Glavius-4-Rho unplugged the cable connecting him to the monastery’s communications system.
‘Communications are fail
ing across the monastery structure,’ he said, his machine voice low. ‘My last summation from available data is that the death/life termination rates in the drifts and outer cloisters are… near total. Fire is spreading, and the geothermal governors are failing.’

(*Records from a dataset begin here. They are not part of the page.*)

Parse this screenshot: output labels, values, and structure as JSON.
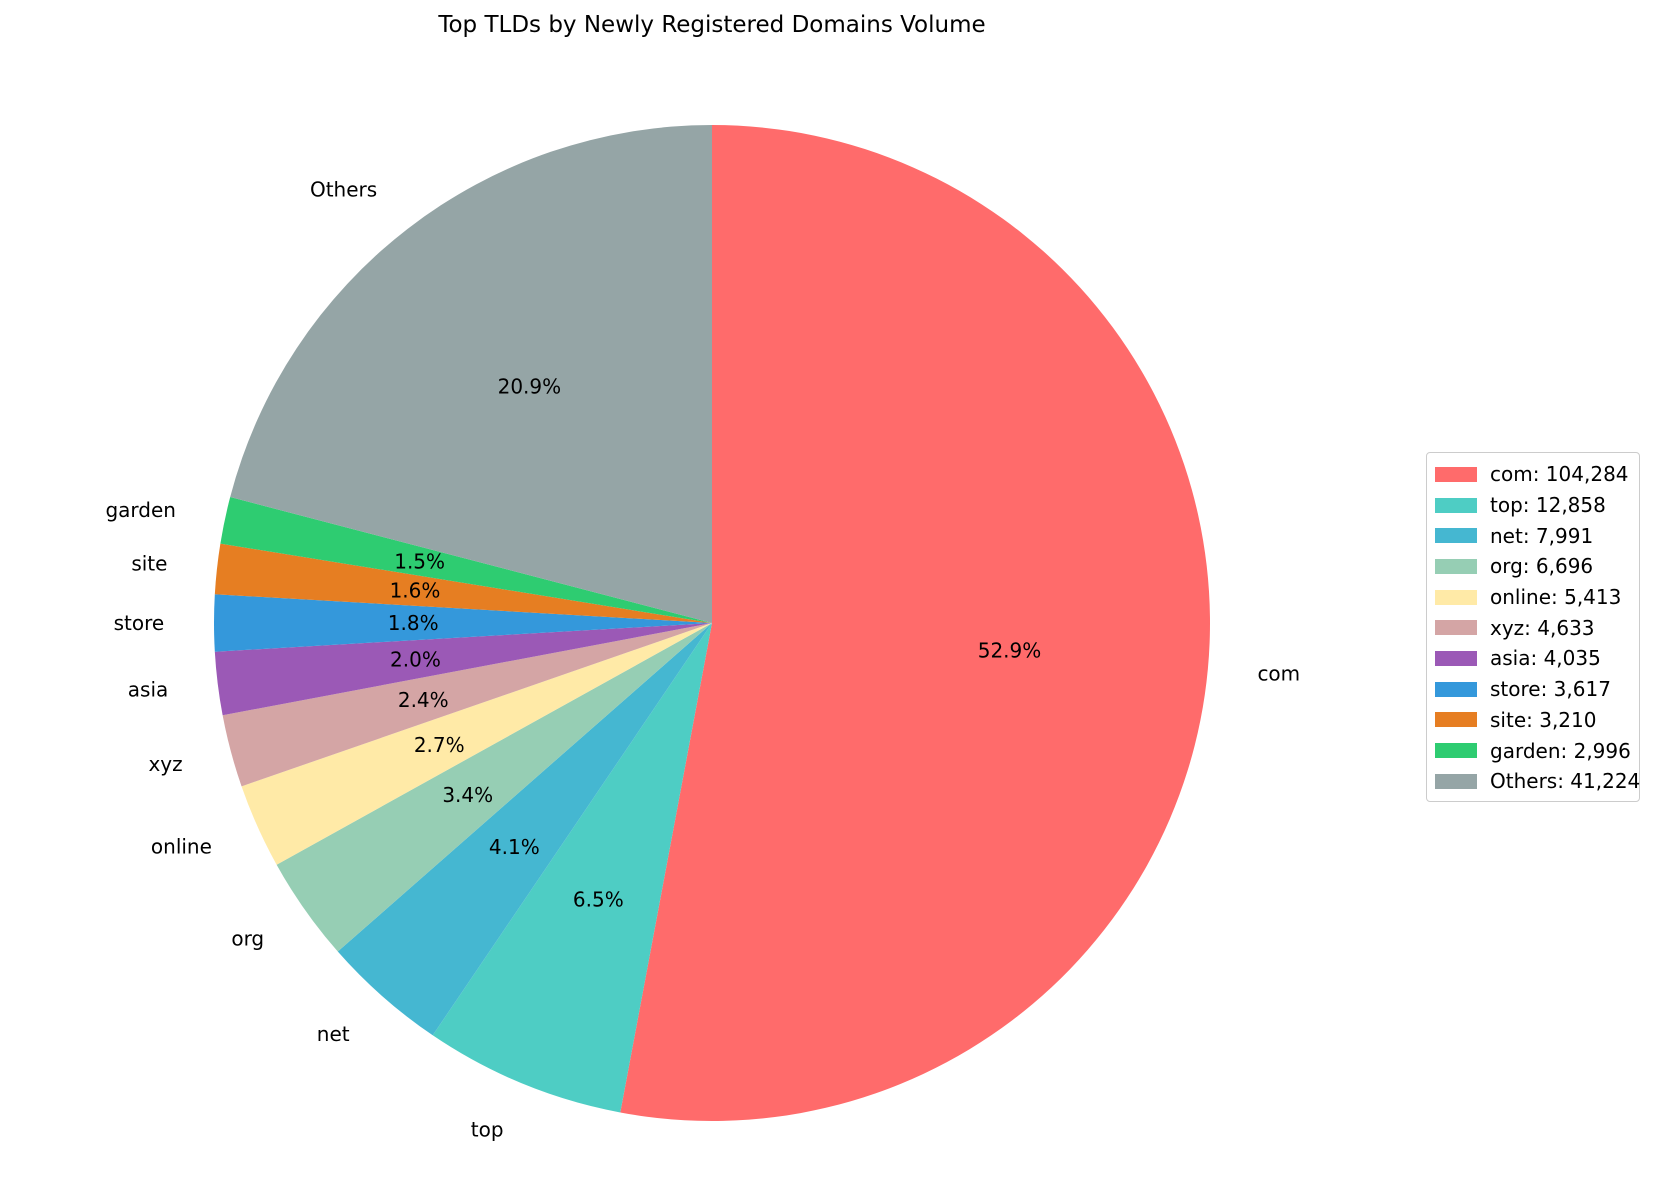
{
  "chart_data": {
    "type": "pie",
    "title": "Top TLDs by Newly Registered Domains Volume",
    "start_angle_deg": 90,
    "direction": "clockwise",
    "slices": [
      {
        "label": "com",
        "value": 104284,
        "pct_label": "52.9%",
        "legend_label": "com: 104,284",
        "color": "#ff6b6b"
      },
      {
        "label": "top",
        "value": 12858,
        "pct_label": "6.5%",
        "legend_label": "top: 12,858",
        "color": "#4ecdc4"
      },
      {
        "label": "net",
        "value": 7991,
        "pct_label": "4.1%",
        "legend_label": "net: 7,991",
        "color": "#45b7d1"
      },
      {
        "label": "org",
        "value": 6696,
        "pct_label": "3.4%",
        "legend_label": "org: 6,696",
        "color": "#96ceb4"
      },
      {
        "label": "online",
        "value": 5413,
        "pct_label": "2.7%",
        "legend_label": "online: 5,413",
        "color": "#ffeaa7"
      },
      {
        "label": "xyz",
        "value": 4633,
        "pct_label": "2.4%",
        "legend_label": "xyz: 4,633",
        "color": "#d4a5a5"
      },
      {
        "label": "asia",
        "value": 4035,
        "pct_label": "2.0%",
        "legend_label": "asia: 4,035",
        "color": "#9b59b6"
      },
      {
        "label": "store",
        "value": 3617,
        "pct_label": "1.8%",
        "legend_label": "store: 3,617",
        "color": "#3498db"
      },
      {
        "label": "site",
        "value": 3210,
        "pct_label": "1.6%",
        "legend_label": "site: 3,210",
        "color": "#e67e22"
      },
      {
        "label": "garden",
        "value": 2996,
        "pct_label": "1.5%",
        "legend_label": "garden: 2,996",
        "color": "#2ecc71"
      },
      {
        "label": "Others",
        "value": 41224,
        "pct_label": "20.9%",
        "legend_label": "Others: 41,224",
        "color": "#95a5a6"
      }
    ],
    "legend_position": "center-right"
  }
}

‘Everything will freeze or burn,’ said Orsino, looking from the magos to Covenant. ‘The dominion of man left to the pyre.’
Covenant met her gaze.
‘The Triumvirate is here. This is a moment that cannot be allowed to pass to them.’
‘And everything else is irrelevant? The rule of law, the survival of anything or anyone else?’
‘Yes,’ said Covenant.
Orsino looked at him for a long moment. Koleg noticed the lines around her eyes pinch tighter.
‘You are more like Argento than you think.’
For a second, Koleg thought he saw something move under the still mask of Covenant’s face. Then he nodded.
‘Get every remaining portion of our force together. The future is coming and we shall be ready.’
Shouts from by the door made them all turn. The arbitrators had a woman in a robe held in a double arm lock. She was breathing hard with pain, but her eyes were defiant. Koleg recognised her as the assistant to the abbot who had been reviewing the monastery’s records. She was called Claudia, he remembered.
‘My lords, she says–’ began one of the arbitrators.
‘Inquisitor!’ she called. ‘I have knowledge that you desire.’
The arbitrators shifted their grip and Claudia screamed. Covenant raised a hand.
‘Let her speak,’ he said as they lowered her.
‘I want a promise first,’ she sneered. Orsino flinched forwards, but Covenant stilled her with a look.
‘Speak your price,’ he said.
‘Covenant–’ began Orsino.
‘Commerce is faster than principle when you have no time, and we have none.’ He looked back at Claudia. ‘Speak.’
‘Abbot Iacto, the master of my order…’ she paused. ‘For the first time in his life he has done something stupid…’ The woman shook her head, her eyes for a moment looking at something that she alone saw. ‘Save him,’ she said at last. ‘Give your word that you will save him and I will tell you what we found.’